Moore then addresses an email blast sent by local resident and politician Ellen Thurston, in which she urged constituents to double-check GAR’s new measurements and stats for their houses, since they had bungled hers badly. On September 16th, Moore addressed a host of other assessment topics in an email message before coming around to Thurston’s email:
I wish Alderman and soon to be County Supervisor Ellen Thurston hadn’t gone broadcast yesterday but she did. But I wish even more that your appraiser had not have [sic] missed her house completely.
More remarkably, the Council President then veers off into discussing his own property with the City’s assessment consultant:
Further, I need to measure my house. I am not sure you got my dimensions correctly. But I will get back to you today on that.
Barnett replies with some boilerplate instructions on how his firm calculates “dimensions and square footage” using each house’s external dimensions. If Moore indeed “got back to” Barnett about the topic as he promises above, it must have been by phone or in person, because that does not appear in the emails.
Now, Moore here does not ask explicitly in writing for any property tax reduction. And like every taxpayer, he has every right to check that GAR had his particulars correct.
But the process for doing so should be the same one that all “ordinary” taxpayers have to go through—not via direct messages within the context of managing a $170,000 contract.
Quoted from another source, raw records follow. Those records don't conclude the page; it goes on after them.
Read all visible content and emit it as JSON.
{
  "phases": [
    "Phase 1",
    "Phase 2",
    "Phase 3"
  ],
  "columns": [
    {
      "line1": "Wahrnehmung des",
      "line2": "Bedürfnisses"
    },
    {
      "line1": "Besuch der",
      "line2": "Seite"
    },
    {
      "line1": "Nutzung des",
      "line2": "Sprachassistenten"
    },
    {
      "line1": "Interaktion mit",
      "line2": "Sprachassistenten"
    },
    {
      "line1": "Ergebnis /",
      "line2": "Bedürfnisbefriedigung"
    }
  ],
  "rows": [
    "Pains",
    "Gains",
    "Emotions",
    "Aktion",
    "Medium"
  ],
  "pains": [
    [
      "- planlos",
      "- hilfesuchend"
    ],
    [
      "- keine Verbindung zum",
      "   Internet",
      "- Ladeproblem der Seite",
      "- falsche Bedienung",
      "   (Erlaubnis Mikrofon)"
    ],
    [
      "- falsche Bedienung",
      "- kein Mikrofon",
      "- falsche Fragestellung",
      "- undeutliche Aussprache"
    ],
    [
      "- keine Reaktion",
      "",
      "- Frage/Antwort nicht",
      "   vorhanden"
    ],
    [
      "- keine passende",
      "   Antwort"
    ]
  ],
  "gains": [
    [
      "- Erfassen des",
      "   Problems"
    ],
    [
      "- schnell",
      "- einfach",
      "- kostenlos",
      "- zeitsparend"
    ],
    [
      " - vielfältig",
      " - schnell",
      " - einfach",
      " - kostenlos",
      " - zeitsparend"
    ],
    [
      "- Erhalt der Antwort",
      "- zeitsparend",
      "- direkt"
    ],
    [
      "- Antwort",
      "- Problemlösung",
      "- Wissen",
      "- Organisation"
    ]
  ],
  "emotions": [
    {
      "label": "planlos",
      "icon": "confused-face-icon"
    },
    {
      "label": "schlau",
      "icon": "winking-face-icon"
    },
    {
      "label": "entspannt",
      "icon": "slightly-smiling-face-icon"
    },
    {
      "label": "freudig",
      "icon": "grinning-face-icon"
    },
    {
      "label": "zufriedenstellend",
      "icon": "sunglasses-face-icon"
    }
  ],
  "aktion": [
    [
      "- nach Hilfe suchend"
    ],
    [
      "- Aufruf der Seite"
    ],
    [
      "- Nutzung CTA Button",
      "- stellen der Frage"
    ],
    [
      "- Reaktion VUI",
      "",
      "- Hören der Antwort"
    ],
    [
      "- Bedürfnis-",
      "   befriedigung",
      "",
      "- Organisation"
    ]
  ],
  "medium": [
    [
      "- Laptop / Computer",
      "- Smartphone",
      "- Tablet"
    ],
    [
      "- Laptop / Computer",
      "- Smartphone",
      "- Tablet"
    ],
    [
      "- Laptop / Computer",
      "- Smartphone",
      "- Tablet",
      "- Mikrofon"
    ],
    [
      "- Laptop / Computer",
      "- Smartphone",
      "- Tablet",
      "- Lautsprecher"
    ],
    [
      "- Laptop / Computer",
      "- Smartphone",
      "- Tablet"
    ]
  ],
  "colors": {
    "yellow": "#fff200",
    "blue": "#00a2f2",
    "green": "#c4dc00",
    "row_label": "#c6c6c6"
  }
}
An implied reminder from the Common Council President to the City’s consultant about his own status as private property owner, overtly raising a potential concern about the stats which undergird his own home’s assessment, has no place in official communications.
This at minimum raises an appearance of impropriety, whether legal or not. In governmental ethics, appearances count because they can undermine public trust in the entire process.
Moore could point out that in the end his own tentative assessment for 2012 went up modestly, from $212,300 to $238,000, a 12% increase. But a look at all the 14 properties listed on the same block as Moore which are in the same class (210 Residential, meaning a single family) shows that the overall increase there was higher (18%) as was the average (20%). Moore’s house is tied for the 3rd lowest out of those 14 houses.
Two similar homes on the block were raised 49% each, and another was bumped up a whopping 80%, making 12% look very reasonable by comparison.